Bu sömürü koşullarını değiştirmek için birlikte mücadele etmekten başka yolumuz yok. Aynı tezgâhta alın teri döküyoruz, aynı kişiler tarafından sömürülüyoruz. O halde tüm bu sömürü politikalarına karşı da birlikte mücadele etmek tek çaremizdir!
Savaştan kaçan işçi ve emekçiler değil, bizleri sömürenler düşmanımızdır. Gerçek düşman savaştan beslenenler, kadının hakkını yok sayanlar, karına kar katarken işçi ve emekçilerin haklarına göz koyanlardır.
Bu nedenle savaşa, yokluğa, yoksulluğa karşı yaşamı barış içerisinde birlikte örmek için mücadele etmeliyiz.

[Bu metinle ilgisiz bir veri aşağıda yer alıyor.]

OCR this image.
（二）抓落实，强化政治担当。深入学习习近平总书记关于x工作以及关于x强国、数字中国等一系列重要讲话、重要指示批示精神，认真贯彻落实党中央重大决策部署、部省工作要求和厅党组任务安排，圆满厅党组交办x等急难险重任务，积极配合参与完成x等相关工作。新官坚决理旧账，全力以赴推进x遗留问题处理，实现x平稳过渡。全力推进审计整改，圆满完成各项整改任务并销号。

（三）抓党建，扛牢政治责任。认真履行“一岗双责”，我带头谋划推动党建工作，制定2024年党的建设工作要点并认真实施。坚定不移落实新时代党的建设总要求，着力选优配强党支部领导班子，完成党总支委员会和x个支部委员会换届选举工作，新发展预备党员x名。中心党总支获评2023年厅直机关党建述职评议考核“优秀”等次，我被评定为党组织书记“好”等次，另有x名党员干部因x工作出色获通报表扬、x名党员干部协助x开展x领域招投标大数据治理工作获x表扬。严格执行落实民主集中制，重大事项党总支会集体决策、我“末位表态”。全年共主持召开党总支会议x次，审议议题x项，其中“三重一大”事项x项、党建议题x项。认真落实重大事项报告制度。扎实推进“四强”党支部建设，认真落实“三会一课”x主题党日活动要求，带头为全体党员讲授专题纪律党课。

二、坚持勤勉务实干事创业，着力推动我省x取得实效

Orta Doğu’yu kana bulayanlara, insanlığı savaş batağına sürükleyenlere karşı ortak mücadele etmeliyiz. Tüm farklılıklarımızla yan yana durarak savaşa hayır deyip barışı birlikte örmeliyiz.
Bu nedenle diyoruz ki mülteci işçilerin kayıt dışı ve güvencesiz çalıştırılmasına son verilmelidir; bütün mültecilere çalışma izni hakkı tanınmalıdır; mülteci işçilerin sendikalara üye olması yasal güvence altına alınmalıdır!”